Bima benar-benar menerapkan pepatah dike'i ati ngerogoh rempelo. Kebaikan dan keramahan Andini membuatnya jadi ngelunjak. Dia merasa bebas datang ke rumah Andini. Kebanyakan untuk minta kopi dan makan. Porsi makan Bima yang tidak sedikit itu mempengaruhi keadaan domestik Andini. Sekarang kulkasnya lebih banyak di isi udara dingin daripada bahan makanan.
"Malam ini masak apa?" tanya Bima yang duduk di kursi meja makan. Di hadapannya sudah ada laptop dan berkas-berkas pekerjaan.
"Sayur bening, perkedel jagung dan tempe goreng" jawab Andini datar, ingin menunjukkan pada Bima bahwa dia tidak senang.
"Oo... Makanan tradisional malam ini" tanggap Bima tidak keberatan.
Andini menarik nafas panjang lalu berbalik melihat ke arah Bima yang ternyata sedang melihat ke arahnya. Dia tiba-tiba kehilangan keberanian sehingga berbalik lagi. Andini melihat kulkasnya yang kosong.
Kamu harus melakukannya, Andini. Demi kelangsungan hidupmu.
Andini berbalik lagi, Bima masih melihat ke arahnya. Dia mengumpulkan udara bersamaan dengan mengumpulkan keberanian. Mata coklat terangnya menatap langsung ke mata hitam Bima.
"Bima, aku tidak bisa memberimu makan lagi." Kata Andini dalam satu nafas.
"Kenapa?"
Cara Bima yang bertanya seperti seorang anak kecil polos membuat emosi Andini terpancing. Semua rasa tidak enaknya menghilang begitu saja. Yang benar saja, masa dia tidak merasa.
"Porsi makanmu membuat kulkasku kosong. Aku tidak sekaya pemikiranmu."
Andini mengabaikan wajahnya yang panas. Dia tidak pernah membicarakan masalah keuangannya pada orang lain. Topik itu terlalu pribadi dan sensitif.
"Tapi kalau kopi... aku masih bisa memberimu kopi" tambah Andini dengan suara bergetar karena masih merasa malu.

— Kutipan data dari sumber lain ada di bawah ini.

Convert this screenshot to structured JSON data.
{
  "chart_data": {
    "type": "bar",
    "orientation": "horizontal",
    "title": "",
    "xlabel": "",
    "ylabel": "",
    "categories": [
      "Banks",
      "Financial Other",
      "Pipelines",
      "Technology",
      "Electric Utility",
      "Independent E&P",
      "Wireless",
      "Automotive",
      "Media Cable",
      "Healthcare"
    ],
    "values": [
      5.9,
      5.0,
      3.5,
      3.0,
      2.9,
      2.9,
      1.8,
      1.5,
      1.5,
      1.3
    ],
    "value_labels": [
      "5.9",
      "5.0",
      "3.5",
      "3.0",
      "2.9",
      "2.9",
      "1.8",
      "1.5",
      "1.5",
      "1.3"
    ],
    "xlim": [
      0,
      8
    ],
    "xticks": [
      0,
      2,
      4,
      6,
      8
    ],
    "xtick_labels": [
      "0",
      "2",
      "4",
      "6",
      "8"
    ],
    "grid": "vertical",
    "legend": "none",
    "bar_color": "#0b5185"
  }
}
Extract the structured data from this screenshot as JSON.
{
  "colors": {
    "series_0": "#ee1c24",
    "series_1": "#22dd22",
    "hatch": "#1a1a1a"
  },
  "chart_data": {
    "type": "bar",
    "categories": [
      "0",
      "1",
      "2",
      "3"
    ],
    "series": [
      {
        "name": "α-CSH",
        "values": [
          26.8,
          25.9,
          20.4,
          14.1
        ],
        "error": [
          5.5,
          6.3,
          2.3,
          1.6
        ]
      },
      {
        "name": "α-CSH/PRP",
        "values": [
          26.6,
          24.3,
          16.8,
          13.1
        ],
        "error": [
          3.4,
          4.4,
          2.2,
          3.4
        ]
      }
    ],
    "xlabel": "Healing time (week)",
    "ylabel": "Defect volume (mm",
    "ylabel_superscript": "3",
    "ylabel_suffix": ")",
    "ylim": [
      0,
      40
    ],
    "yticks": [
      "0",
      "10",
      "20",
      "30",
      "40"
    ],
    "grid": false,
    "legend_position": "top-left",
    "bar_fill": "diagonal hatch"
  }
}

"Sorry." Kata Bima yang membuat Andini kaget. "I will pay"
"Huh?"
Bima mengeluarkan dompet dari tas kerja yang diletakkan di kaki meja. Dia membuka dompet armani hitamnya, mengambil satu kartu diantara kartu emas dan hitam. Bima meletakkan kartu itu di meja, mendorongnya ke ujung meja lain yang dekat dengan Andini.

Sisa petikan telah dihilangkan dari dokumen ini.